適切なタグ化剤／標識は多種多様の可能な部分を包含する。非限定的な例として、タグ化剤／／標識には、限定されないが、ａ）有色または蛍光色素を含む、光学色素；ｂ）抗体または抗原であってもよい、免疫標識；ｃ）アルカリホスファターゼおよび西洋ワサビペルオキシダーゼなどの酵素；ｄ）放射性または重同位体であってもよい、同位体標識、ｅ）コロイド、磁性粒子などの粒子、ならびに蛍光標識化抗体および化学発光標識化抗体などのそれらの組合せが含まれる。

一部の実施形態では、タグ化剤には、ＤＮＡ、ＲＮＡ、混合物もしくはペプチド（例えば、ＰＮＡ）などのオリゴヌクレオチド（一本鎖または二本鎖）、または別の種類のポリマーが含まれる。ポリマーは、同じまたは異なる鎖（１つより多い場合）上にあってもよい蛍光標識などの、１つまたは複数の標識を含有してもよい。一部の実施形態では、タグ化剤はまた、蛍光クエンチャーを含有してもよい。任意に、この剤は、エンドヌクレアーゼについての認識部位、転写因子（例えば、ＺＦＰ）などの、酵素的に放出可能な基を含有してもよい。ポリマー鎖はまた、化学的に不活性であってもよいか、またはＤＮＡポリメラーゼを介するなどして伸長可能のいずれかであってもよい。ポリマー鎖はまた、分岐ＤＮＡ（ｂＤＮＡ）、デンドリマーまたはＤＮＡオリガミ（例えば、Ｍ１３ｍｐ１８一本鎖ＤＮＡを使用する）などの、直鎖または分岐であってもよい。

一部の実施形態では、タグ化剤は蛍光色素を含む。蛍光色素は、蛍光シグナルを提供し、本明細書に記載されている方法およびデバイスに従って使用され得る任意の実体を含んでもよい。典型的に、蛍光色素は、第１の波長における光を吸収し、吸収事象に応答して第２の波長における蛍光を放出する共鳴非局在系または芳香族環系を含む。多種多様のこのような蛍光色素分子は当該技術分野において公知である。例えば、蛍光色素は、様々なクラスの蛍光化合物のいずれかから選択することができ、非限定的な例には、キサンテン、ローダミン、フルオレセイン、シアニン、フタロシアニン、スクアライン、ボディピー色素、クマリン、オキサジンおよびカルボピロニンが含まれる。一部の実施形態では、例えば、タグ化剤が蛍光色素などのフルオロフォアを含有する場合、それらの蛍光は適切な光源によりそれらを励起し、特徴的な蛍光発光波長に感受性のある検出器によってそれらの蛍光をモニターすることによって検出される。一部の実施形態では、タグ化剤は蛍光色素標識化抗体を含む。

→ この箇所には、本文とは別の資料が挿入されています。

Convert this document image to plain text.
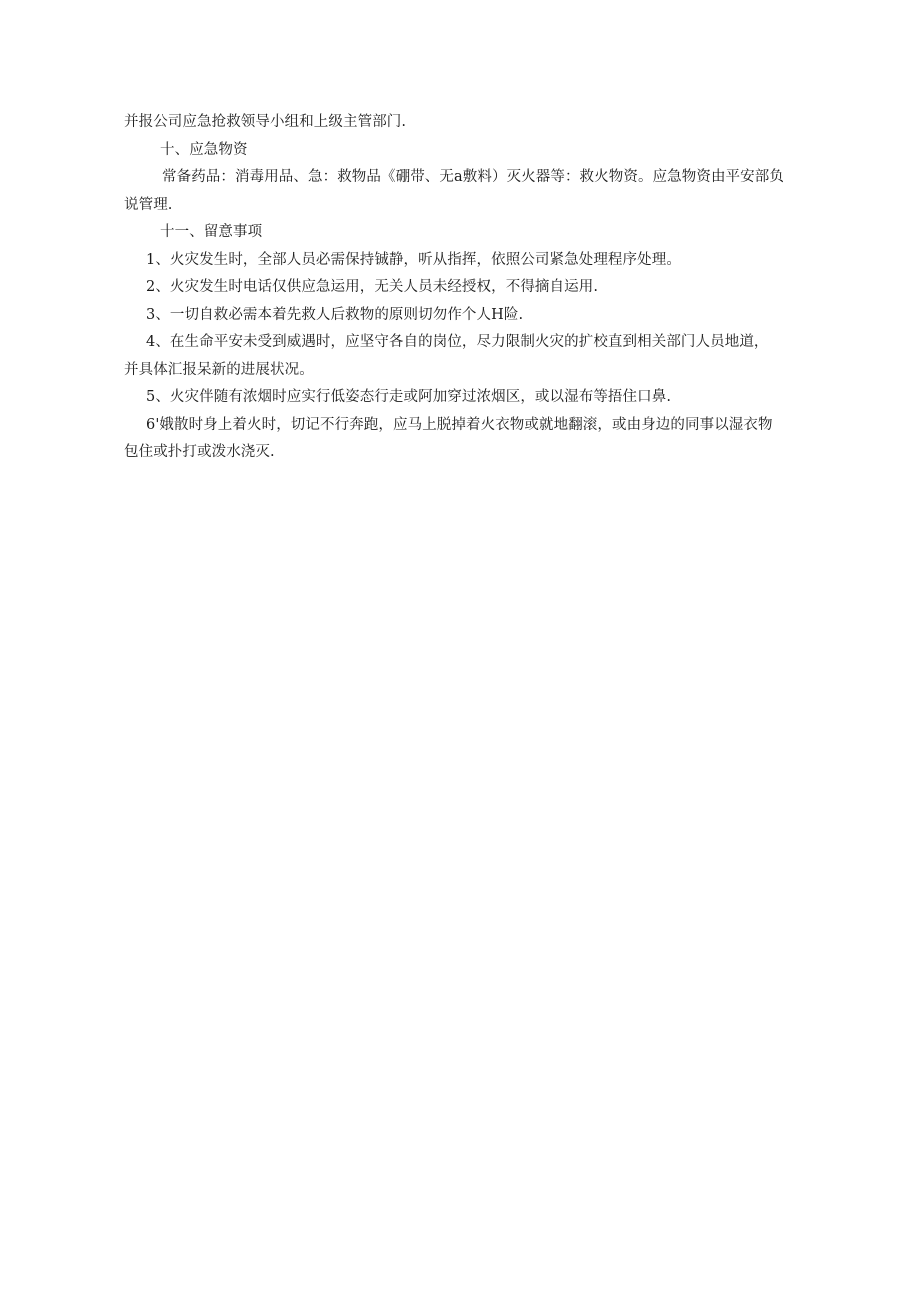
并报公司应急抢救领导小组和上级主管部门.
十、应急物资
常备药品：消毒用品、急：救物品《硼带、无a敷料）灭火器等：救火物资。应急物资由平安部负
说管理.
十一、留意事项
1、火灾发生时，全部人员必需保持铖静，听从指挥，依照公司紧急处理程序处理。
2、火灾发生时电话仅供应急运用，无关人员未经授权，不得摘自运用.
3、一切自救必需本着先救人后救物的原则切勿作个人H险.
4、在生命平安未受到威遇时，应坚守各自的岗位，尽力限制火灾的扩校直到相关部门人员地道，
并具体汇报呆新的进展状况。
5、火灾伴随有浓烟时应实行低姿态行走或阿加穿过浓烟区，或以湿布等捂住口鼻.
6'娥散时身上着火时，切记不行奔跑，应马上脱掉着火衣物或就地翻滚，或由身边的同事以湿衣物
包住或扑打或泼水浇灭.
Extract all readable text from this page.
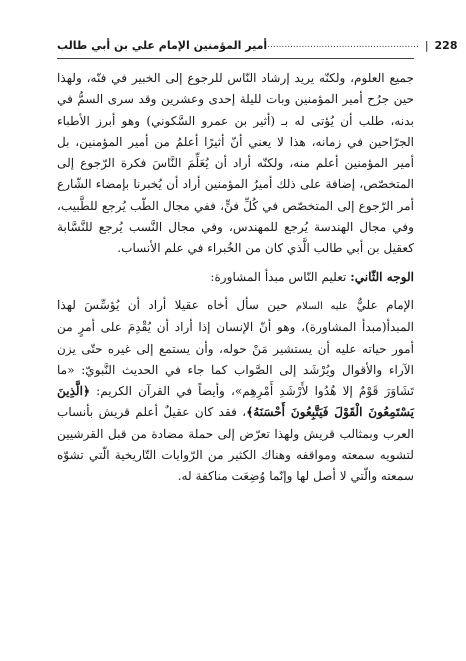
أمير المؤمنين الإمام علي بن أبي طالب ..................................................... | 228

جميع العلوم، ولكنّه يريد إرشاد النّاس للرجوع إلى الخبير في فنّه، ولهذا حين جرُح أمير المؤمنين وبات لليلة إحدى وعشرين وقد سرى السمُّ في بدنه، طلب أن يُؤتى له بـ (أثير بن عمرو السَّكوني) وهو أبرز الأطباء الجرّاحين في زمانه، هذا لا يعني أنّ أثيرًا أعلمُ من أمير المؤمنين، بل أمير المؤمنين أعلم منه، ولكنّه أراد أن يُعَلِّمَ النَّاسَ فكرة الرّجوع إلى المتخصّص، إضافة على ذلك أميرُ المؤمنين أراد أن يُخبرنا بإمضاء الشّارع أمر الرّجوع إلى المتخصّص في كُلِّ فنٍّ، ففي مجال الطّب يُرجع للطَّبيب، وفي مجال الهندسة يُرجع للمهندس، وفي مجال النَّسب يُرجع للنَّسَّابة كعقيل بن أبي طالب الَّذي كان من الخُبراء في علم الأنساب.

الوجه الثّاني: تعليم النّاس مبدأ المشاورة:

الإمام عليٌّ عليه السلام حين سأل أخاه عقيلا أراد أن يُؤسِّسَ لهذا المبدأ(مبدأ المشاورة)، وهو أنّ الإنسان إذا أراد أن يُقْدِمَ على أمرٍ من أمور حياته عليه أن يستشير مَنْ حوله، وأن يستمع إلى غيره حتّى يزن الآراء والأقوال ويُرْشَد إلى الصَّواب كما جاء في الحديث النَّبويّ: «ما تَشَاوَرَ قَوْمٌ إلا هُدُوا لأَرْشَدِ أَمْرِهِم»، وأيضاً في القرآن الكريم: ﴿الَّذِينَ يَسْتَمِعُونَ الْقَوْلَ فَيَتَّبِعُونَ أَحْسَنَهُ﴾، فقد كان عقيلٌ أعلم قريش بأنساب العرب وبمثالب قريش ولهذا تعرّض إلى حملة مضادة من قبل القرشيين لتشويه سمعته ومواقفه وهناك الكثير من الرّوايات التّاريخية الّتي تشوّه سمعته والّتي لا أصل لها وإنّما وُضِعَت مناكفة له.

非限定的な例として、適切な蛍光レポーター色素には、ＡｌｅｘａＦｌｕｏｒ色素、６−カルボキシ−フルオレセイン（ＦＡＭ）、テトラクロロ−６−カルボキシ−フルオレセイン（ＴＥＴ）、２，７−ジメトキシ−４，５−ジクロロ−６−カルボキシ−フルオレセイン（ＪＯＥ）、ヘキサクロロ−６−カルボキシ−フルオレセイン（ＨＥＸ）、ＶＩＣ、Ｃｙ３、ＲＯＸ、ＴｅｘａｓＲｅｄおよびＯｒｅｇｏｎＧｒｅｅｎが含まれ得る。以下に記載されているように含まれる場合、適切なクエンチャー分子には、６−カルボキシ−テトラメチル−ローダミン（ＴＡＭＲＡ）およびブラックホールクエンチャー（ＢｌａｃｋＨｏｌｅＱｕｅｎｃｈｅｒ）が含まれる。これらの色素は、Ｐｅｒｋｉｎ−Ｅｌｍｅｒ、Ｐｈｉｌａｄｅｌｐｈｉａ、Ｐａ．；ＡｐｐｌｉｅｄＢｉｏｓｙｓｔｅｍｓ、ＦｏｓｔｅｒＣｉｔｙ、Ｃａｌｉｆ．；およびＱｉａｇｅｎ、Ｖａｌｅｎｃｉａ、Ｃａｌｉｆから市販されている。
蛍光タグは多くの異なる手段で検体認識剤に付着させることができる。例えば、蛍光標識化オリゴヌクレオチドによりタグ化される検体認識剤としての抗体に関して、蛍光オリゴヌクレオチドは、共有結合、非共有結合（ストレプトアビジンを介してなど）のいずれかを使用して、または金属配位結合を介して（クロロ白金ベースの架橋剤を介してなど）抗体に付着させることができる。一部の実施形態では、タグ化剤は、切断可能なフルオロフォア、切断可能なＤＮＡおよび／またはＵＬＳ標識化ＤＮＡなどの、フルオロフォアにより予め標識化されたＤＮＡを含んでもよい。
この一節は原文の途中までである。